Square images are typically fastest to generate. For 4K-style output, use 3840x2160 or 2160x3840.

Endpoints

  • Generate: POST /v1/images/generations (client.images.generate(...))
  • Edit: POST /v1/images/edits (client.images.edit(...))

Core parameters for GPT Image models

  • prompt: text prompt
  • model: image model
  • n: number of images (1-10)
  • size: auto by default for gpt-image-2; flexible WIDTHxHEIGHT sizes are allowed only for gpt-image-2; older GPT Image models use 1024x1024, 1536x1024, 1024x1536, or auto
  • quality: low, medium, high, or auto
  • background: output transparency behavior (transparent, opaque, or auto) for generated output; this is not the same thing as the prompt's visual scene/backdrop
  • output_format: png (default), jpeg, webp
  • output_compression: 0-100 (jpeg/webp only)
  • moderation: auto (default) or low

Edit-specific parameters

  • image: one or more input images. For GPT Image models, you can provide up to 16 images.
  • mask: optional mask image
  • input_fidelity: low or high only for models that support it; do not set this for gpt-image-2

Model-specific note for input_fidelity:

  • gpt-image-2 always uses high fidelity for image inputs and does not support setting input_fidelity.
  • gpt-image-1 and gpt-image-1-mini preserve all input images, but the first image gets richer textures and finer details.
  • gpt-image-1.5 preserves the first 5 input images with higher fidelity.

Transparent backgrounds

gpt-image-2 does not currently support the Image API background=transparent parameter. The skill's default transparent-image path is built-in image_gen with a flat chroma-key background, followed by local alpha extraction with python "${CODEX_HOME:-$HOME/.codex}/skills/.system/imagegen/scripts/remove_chroma_key.py".

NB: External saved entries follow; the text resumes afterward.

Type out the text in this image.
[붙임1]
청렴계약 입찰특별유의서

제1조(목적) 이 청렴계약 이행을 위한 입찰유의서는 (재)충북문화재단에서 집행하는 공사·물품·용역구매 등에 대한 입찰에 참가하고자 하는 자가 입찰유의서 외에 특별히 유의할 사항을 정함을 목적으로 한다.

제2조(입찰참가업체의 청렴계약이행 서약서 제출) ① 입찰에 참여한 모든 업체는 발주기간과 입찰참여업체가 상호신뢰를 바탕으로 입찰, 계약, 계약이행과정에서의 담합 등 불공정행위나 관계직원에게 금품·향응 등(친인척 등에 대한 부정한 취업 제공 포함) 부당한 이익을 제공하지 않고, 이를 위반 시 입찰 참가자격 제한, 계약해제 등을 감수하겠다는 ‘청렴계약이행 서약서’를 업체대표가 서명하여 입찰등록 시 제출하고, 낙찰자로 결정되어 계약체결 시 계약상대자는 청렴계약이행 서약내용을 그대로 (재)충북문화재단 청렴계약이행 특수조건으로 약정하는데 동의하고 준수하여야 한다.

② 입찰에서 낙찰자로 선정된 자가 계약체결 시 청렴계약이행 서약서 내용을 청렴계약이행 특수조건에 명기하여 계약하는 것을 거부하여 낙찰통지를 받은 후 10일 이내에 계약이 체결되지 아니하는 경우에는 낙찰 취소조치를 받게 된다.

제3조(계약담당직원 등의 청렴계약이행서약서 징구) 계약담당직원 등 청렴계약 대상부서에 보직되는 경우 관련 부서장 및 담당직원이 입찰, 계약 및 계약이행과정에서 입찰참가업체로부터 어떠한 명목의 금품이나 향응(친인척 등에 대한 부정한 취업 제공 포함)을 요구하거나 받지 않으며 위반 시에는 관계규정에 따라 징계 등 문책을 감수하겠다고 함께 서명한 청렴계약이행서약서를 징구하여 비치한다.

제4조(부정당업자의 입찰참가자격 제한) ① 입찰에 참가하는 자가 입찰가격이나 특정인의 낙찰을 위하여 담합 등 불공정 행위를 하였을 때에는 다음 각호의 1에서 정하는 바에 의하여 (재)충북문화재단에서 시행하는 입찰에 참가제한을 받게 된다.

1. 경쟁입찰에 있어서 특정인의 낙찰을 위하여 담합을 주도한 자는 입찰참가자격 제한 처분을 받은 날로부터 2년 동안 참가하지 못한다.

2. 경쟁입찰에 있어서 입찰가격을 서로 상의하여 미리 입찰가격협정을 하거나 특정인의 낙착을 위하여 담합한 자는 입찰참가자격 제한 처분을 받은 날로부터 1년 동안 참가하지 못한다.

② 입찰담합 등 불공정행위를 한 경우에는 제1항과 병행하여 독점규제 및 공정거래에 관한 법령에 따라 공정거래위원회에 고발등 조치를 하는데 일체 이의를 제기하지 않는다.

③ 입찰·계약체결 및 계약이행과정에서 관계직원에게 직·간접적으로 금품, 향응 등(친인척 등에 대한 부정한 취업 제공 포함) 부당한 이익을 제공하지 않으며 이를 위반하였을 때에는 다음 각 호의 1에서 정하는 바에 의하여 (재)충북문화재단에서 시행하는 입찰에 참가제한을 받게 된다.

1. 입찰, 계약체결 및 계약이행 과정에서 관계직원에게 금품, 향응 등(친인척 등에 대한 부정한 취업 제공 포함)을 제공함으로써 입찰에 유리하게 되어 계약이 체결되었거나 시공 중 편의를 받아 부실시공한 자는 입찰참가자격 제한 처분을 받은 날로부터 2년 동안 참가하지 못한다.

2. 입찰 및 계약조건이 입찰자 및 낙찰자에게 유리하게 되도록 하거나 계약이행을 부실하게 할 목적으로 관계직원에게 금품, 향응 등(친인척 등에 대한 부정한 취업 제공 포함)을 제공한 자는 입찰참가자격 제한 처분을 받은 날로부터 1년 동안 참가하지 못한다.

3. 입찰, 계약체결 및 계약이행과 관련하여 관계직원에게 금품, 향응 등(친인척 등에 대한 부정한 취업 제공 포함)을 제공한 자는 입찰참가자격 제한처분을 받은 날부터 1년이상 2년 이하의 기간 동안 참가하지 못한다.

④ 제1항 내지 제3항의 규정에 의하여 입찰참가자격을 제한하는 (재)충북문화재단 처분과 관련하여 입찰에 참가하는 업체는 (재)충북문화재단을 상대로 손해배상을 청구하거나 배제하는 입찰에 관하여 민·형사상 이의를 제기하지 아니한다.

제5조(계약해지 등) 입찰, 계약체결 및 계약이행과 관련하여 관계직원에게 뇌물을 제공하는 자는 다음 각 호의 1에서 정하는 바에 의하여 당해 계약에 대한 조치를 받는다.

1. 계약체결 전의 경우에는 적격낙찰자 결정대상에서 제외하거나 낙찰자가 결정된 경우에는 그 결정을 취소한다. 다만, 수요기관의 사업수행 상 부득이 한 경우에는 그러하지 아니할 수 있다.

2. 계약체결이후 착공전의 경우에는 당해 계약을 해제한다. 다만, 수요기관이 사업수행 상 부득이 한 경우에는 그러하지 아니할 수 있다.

Use CLI gpt-image-1.5 with background=transparent and a transparent-capable output format such as png or webp only after the user explicitly confirms that fallback, unless they already requested gpt-image-1.5, scripts/image_gen.py, or CLI fallback. If the user asks for true/native transparency, the subject is too complex for clean chroma-key removal, or local background removal fails validation, explain the tradeoff and ask before switching.

Output

  • data[] list with b64_json per image
  • The bundled scripts/image_gen.py CLI decodes b64_json and writes output files for you.

Limits and notes

  • Input images and masks must be under 50MB.
  • Use the edits endpoint when the user requests changes to an existing image.
  • Masking is prompt-guided; exact shapes are not guaranteed.
  • Large sizes and high quality increase latency and cost.
  • Use quality=low for fast drafts, thumbnails, and quick iterations. Use medium or high for final assets, dense text, diagrams, identity-sensitive edits, or high-resolution outputs.
  • High input_fidelity can materially increase input token usage on models that support it.
  • If a request fails because a specific option is unsupported by the selected GPT Image model, retry manually without that option only when the option is not required by the user. If true transparent CLI output is required, ask before switching to gpt-image-1.5 instead of dropping background=transparent, unless the user already explicitly chose that fallback.

Important boundary

  • quality, input_fidelity, explicit masks, background, output_format, and related parameters are fallback-only execution controls.
  • Do not assume they are built-in image_gen tool arguments.